Calculation of the cost-utility ratio
A cost-utility ratio will be estimated by dividing the total costs by the sum of the potential gains expressed in QALYs. A multivariate sensitivity analysis will be performed by varying the value of the costs with the appropriate distributions within the range of uncertainty. The benefits (QALYs) will also vary with the most suitable distribution in the 95% CIs of the estimates. It will also be included in the sensitivity analysis.

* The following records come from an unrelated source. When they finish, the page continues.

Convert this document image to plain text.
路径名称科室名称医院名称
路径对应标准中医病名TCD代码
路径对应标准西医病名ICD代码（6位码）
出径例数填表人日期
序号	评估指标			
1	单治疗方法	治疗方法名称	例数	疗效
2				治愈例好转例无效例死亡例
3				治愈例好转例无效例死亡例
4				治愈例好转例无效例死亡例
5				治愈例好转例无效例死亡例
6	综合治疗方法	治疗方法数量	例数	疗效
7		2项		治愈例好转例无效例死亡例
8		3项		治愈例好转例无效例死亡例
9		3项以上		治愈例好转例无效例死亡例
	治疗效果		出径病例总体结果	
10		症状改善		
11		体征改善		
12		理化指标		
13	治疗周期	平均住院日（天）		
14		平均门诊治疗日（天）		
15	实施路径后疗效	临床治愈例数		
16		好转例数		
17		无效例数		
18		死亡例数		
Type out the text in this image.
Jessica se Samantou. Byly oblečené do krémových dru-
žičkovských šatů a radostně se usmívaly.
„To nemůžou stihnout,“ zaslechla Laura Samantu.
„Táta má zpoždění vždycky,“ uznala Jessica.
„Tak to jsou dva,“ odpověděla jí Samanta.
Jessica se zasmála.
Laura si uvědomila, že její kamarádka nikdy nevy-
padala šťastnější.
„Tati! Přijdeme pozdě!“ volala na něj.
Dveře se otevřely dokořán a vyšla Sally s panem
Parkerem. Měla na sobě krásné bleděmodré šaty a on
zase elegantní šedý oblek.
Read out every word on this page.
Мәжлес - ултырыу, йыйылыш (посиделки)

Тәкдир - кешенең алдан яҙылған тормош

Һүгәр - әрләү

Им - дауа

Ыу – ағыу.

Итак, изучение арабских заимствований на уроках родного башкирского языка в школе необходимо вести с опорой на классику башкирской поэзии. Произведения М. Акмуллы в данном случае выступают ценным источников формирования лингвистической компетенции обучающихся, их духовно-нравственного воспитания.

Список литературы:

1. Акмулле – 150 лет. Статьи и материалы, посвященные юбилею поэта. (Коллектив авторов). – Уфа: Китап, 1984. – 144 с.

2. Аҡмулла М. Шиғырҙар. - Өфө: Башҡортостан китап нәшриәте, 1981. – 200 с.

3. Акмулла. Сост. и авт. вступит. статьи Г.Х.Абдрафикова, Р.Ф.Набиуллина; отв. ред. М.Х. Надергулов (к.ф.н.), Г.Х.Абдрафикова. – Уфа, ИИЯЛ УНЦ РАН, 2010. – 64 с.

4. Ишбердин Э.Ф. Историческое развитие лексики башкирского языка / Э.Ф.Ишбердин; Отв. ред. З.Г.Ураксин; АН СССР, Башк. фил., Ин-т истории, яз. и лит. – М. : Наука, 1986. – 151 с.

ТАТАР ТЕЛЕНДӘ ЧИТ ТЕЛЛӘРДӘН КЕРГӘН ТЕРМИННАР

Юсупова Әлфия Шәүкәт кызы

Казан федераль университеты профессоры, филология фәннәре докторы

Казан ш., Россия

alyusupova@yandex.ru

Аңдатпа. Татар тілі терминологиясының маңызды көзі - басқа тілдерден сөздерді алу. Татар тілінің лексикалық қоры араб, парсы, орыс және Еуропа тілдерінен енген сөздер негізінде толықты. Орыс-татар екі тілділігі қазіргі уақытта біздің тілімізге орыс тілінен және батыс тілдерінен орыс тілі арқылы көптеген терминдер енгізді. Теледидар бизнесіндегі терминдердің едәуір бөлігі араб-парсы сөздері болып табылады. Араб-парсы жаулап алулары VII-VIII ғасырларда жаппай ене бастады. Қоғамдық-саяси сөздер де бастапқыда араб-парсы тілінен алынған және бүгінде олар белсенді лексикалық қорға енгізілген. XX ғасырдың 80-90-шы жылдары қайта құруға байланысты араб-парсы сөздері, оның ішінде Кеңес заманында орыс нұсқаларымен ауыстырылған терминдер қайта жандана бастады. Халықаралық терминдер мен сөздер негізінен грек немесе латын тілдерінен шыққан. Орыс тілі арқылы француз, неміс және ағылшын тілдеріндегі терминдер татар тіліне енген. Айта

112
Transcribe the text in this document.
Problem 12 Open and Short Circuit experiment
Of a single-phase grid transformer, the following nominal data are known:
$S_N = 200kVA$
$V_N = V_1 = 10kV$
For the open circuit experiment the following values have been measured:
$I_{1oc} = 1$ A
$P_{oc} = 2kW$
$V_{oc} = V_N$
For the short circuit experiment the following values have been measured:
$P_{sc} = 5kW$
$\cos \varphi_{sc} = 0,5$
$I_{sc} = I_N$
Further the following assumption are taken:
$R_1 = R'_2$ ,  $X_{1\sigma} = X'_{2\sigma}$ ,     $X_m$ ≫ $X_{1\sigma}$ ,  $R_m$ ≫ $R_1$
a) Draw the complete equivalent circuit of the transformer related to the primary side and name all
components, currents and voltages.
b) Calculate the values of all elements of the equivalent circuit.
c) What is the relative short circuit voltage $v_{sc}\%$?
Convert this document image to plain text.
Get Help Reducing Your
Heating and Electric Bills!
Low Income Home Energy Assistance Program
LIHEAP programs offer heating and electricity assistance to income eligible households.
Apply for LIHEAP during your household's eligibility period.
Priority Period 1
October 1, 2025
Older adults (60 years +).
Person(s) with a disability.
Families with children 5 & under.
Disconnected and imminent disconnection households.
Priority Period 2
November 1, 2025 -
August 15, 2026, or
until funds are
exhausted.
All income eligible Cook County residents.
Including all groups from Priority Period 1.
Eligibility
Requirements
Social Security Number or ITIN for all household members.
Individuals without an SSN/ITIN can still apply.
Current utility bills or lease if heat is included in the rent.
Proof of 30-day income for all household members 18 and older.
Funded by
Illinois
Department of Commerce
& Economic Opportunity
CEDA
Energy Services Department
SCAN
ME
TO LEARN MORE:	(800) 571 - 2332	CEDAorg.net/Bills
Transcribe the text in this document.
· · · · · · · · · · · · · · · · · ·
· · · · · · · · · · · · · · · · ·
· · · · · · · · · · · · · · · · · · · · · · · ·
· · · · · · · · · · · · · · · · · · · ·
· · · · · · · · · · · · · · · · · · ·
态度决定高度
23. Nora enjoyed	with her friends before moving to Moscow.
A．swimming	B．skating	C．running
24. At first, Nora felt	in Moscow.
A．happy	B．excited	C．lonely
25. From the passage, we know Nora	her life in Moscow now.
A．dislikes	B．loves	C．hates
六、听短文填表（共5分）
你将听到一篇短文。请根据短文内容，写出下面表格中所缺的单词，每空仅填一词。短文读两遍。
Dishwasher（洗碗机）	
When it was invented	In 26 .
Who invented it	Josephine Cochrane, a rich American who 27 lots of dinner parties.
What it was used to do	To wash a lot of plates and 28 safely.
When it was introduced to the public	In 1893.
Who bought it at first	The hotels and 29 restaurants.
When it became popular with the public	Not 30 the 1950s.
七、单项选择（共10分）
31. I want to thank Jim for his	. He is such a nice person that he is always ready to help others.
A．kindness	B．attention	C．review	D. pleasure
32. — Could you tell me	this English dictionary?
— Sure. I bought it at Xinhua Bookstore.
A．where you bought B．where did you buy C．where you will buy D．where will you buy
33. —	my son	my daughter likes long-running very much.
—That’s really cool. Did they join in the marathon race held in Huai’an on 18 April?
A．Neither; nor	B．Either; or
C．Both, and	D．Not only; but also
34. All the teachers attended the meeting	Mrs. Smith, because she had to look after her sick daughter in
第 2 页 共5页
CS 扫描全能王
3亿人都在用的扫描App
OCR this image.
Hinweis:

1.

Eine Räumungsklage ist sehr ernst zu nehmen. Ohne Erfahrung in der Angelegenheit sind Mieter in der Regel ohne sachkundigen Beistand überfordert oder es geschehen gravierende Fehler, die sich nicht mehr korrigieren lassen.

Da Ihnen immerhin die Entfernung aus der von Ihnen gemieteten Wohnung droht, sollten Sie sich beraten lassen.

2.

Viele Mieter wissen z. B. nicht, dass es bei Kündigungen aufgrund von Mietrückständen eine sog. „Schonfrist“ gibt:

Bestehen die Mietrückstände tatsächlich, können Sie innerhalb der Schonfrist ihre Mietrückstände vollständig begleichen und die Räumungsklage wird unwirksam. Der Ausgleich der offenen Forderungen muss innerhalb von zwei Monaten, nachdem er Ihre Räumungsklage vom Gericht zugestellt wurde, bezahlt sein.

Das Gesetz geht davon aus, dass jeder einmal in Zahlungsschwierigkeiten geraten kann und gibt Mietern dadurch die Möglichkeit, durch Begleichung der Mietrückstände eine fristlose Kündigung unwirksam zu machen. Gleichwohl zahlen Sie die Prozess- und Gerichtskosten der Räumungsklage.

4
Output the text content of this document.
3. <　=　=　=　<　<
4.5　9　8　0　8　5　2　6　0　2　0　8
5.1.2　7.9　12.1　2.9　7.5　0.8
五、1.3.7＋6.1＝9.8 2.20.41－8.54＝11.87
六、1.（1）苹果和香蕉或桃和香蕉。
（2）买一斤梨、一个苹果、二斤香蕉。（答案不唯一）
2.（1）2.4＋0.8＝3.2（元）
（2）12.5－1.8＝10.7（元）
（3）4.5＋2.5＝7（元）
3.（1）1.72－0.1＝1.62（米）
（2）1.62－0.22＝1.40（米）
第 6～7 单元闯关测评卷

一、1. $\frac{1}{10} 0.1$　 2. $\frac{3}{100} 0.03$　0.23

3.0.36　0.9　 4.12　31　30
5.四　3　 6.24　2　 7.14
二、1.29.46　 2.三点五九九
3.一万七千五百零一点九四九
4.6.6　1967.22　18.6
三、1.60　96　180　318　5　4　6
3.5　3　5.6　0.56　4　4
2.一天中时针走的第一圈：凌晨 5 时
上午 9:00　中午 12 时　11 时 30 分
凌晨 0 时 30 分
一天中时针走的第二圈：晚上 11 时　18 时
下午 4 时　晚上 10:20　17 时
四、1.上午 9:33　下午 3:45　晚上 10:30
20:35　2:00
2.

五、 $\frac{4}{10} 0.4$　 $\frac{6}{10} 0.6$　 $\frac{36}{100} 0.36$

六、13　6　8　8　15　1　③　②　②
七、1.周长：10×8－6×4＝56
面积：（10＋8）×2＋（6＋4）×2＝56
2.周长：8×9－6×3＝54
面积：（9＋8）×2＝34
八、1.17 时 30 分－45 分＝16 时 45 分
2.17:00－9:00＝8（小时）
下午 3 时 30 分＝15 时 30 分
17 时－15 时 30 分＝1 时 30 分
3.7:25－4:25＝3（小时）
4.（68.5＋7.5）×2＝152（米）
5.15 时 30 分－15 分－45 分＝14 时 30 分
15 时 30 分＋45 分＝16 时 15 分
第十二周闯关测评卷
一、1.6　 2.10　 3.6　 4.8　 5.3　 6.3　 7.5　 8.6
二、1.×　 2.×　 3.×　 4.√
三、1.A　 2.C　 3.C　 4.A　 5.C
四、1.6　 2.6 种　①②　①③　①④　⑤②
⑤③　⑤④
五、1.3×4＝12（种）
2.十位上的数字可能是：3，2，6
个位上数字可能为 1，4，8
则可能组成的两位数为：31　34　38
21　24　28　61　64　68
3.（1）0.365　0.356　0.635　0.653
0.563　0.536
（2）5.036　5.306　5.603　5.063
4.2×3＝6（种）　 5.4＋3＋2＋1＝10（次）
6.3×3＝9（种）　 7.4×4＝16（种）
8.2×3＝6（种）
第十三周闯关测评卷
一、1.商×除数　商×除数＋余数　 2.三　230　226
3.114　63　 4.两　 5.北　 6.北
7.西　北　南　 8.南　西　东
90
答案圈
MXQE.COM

User analysis and usability testing analysis
Descriptive statistics will be used to analyse CSUQ an SUS scores according to the formal way of analysis to compare between participant groups (FPs) to take into account gender and age differences [59] in usability. No repeated-measurements neither pre-post test will be analysed.
Discussion
This pragmatic clinical trial will involve the participation of FPs from over 130 PC health centres in different geographic areas of Spain, thus ensuring a high level of external validity, given that the PC model implemented throughout the country is relatively homogeneous.Among the possible limitations or biases of our study, we take into consideration that professionals who agree to participate may be more motivated, leading to observer bias (Hawthorne effect). Those professionals more involved in the work will probably make greater use of the DSS than if it were established under normal conditions. If the tool is effective, we might observe an overestimation of the effect that if applied to routine clinical practice would be more limited. This could lead to a greater effectiveness than would be obtained under normal conditions, but it is expected that when randomization is performed after the inclusion of patients in the study, the magnitude of the difference between the two groups will be minimized. Additionally, all physicians will have previously received the training intervention. In this way, it will be ensured that all physicians receive the same training and share the same knowledge of the study, thus reducing performance bias.The use of a composite endpoint as hospital admission or death is proposed as recommended by some European studies, in order to compare the results with these studies [28, 60, 61].The intervention cannot be blinded, which could influence the results. However, because the variables can be obtained from records, those who carry out the analysis and their interpretation will not know to which group the patient belongs. In turn, to avoid possible contamination of the professionals in the control group, the intervention group will be advised of their commitment to confidentiality. The control group may use the DSS to review the treatments of the patients included in the study at the end of follow-up for a similar period of time. The expected changes in quality of life are small, but their measurement allows incorporating outcome variables reported by the patient and calculating utilities.
Trial status
Protocol Version Rev.0 (19.03.2019) + Anexo 2 Rev.0 (05.04.2019). Recruitment started on February 27, 2020. Approximate date for end of recruitment February 28, 2022.Additional file 1: CONSERVE-SPIRIT checklist.Additional file 2: SPIRIT Trial Modifications in Extenuating Circumstance.Additional file 3: TIDieR.